The investigators studied exposure to 15 different pollutants, including
heavy metals (lead, cadmium, chromium and arsenic); pesticides (chlordane
and DDT derivatives); and polynuclear aromatic hydrocarbons, which are byproducts
of combustion from automobiles, airplanes or cooking. During each one-week
cycle, all the likely changes in activity, food intake and external sources
of pollution were monitored through sampling indoor air, outdoor air, house
dust, drinking water, soil, skin, blood and urine. Only one person per household
was monitored. Participants carried a personal monitor to measure additional
exposures outside the home.
The subjects were asked to provide an exact duplicate diet of their food
intake during four days of each cycle, just as if a hungry ghost researcher
were sitting at the dinner table.
"If they ate a bowl of cereal, we wanted a bowl of cereal. If they
ate a plate of spaghetti, we wanted a plate of spaghetti," explained
Ryan. The duplicate meals were placed in special containers and later pureed
into a mush that could be analyzed for pollutants.
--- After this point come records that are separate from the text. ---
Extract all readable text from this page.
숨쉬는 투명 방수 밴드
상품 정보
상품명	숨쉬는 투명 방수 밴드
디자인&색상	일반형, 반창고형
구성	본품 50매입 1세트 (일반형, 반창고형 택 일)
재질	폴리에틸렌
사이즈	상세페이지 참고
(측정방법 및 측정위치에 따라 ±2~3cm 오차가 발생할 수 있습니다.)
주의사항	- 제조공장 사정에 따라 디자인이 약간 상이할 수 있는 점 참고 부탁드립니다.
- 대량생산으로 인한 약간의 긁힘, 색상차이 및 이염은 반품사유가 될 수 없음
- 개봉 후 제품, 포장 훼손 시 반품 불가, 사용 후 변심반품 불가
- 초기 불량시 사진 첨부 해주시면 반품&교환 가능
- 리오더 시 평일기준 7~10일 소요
Four levels of questionnaires covered demographic characteristics, daily
activities, hobbies or occupations, housing conditions, prescription drug
use, pesticide use, time-activity profiles and a dietary checklist.
The investigators wanted to know if people tended a fire, used tobacco products,
took a shower, painted a room, traveled on roadways, laid or sat on a carpet,
worked in an enclosed garage, opened their windows, exercised vigorously
or had special hobbies. Stained glass work might elevate levels of lead,
for example, or gardening might raise exposure to pesticides.
Ryan believes having data from different seasons will prove to be significant.
Exposure to pollutants at different times of year might vary more than you
think, he said.
"For example, many people eat substantially different foods in the
winter than in the summer. You might barbecue in the back yard in the summer.
In the winter, your vegetables and fruits might come from different places
and be exposed to different pesticides. And most people spend more time
outdoors in the summer."
Analysis of all the data will take many forms over the next several years.
The pilot study might eventually lead to a large national investigation,
said Ryan, where it would be necessary to monitor approximately 10,000 subjects
for up to 20 years.
Meanwhile, Ryan and his co-investigators are digging into their data, comparing
biological samples to environmental samples, activities to exposures, and
seasons to specific pollutants. With 4,000 environmental samples, 450 each
of four questionnaires and two checklists, four metals, six pesticides and
five polynuclear aromatic hydrocarbons, he estimates they have between 50,000
and 60,000 specific items to keep them busy for a while.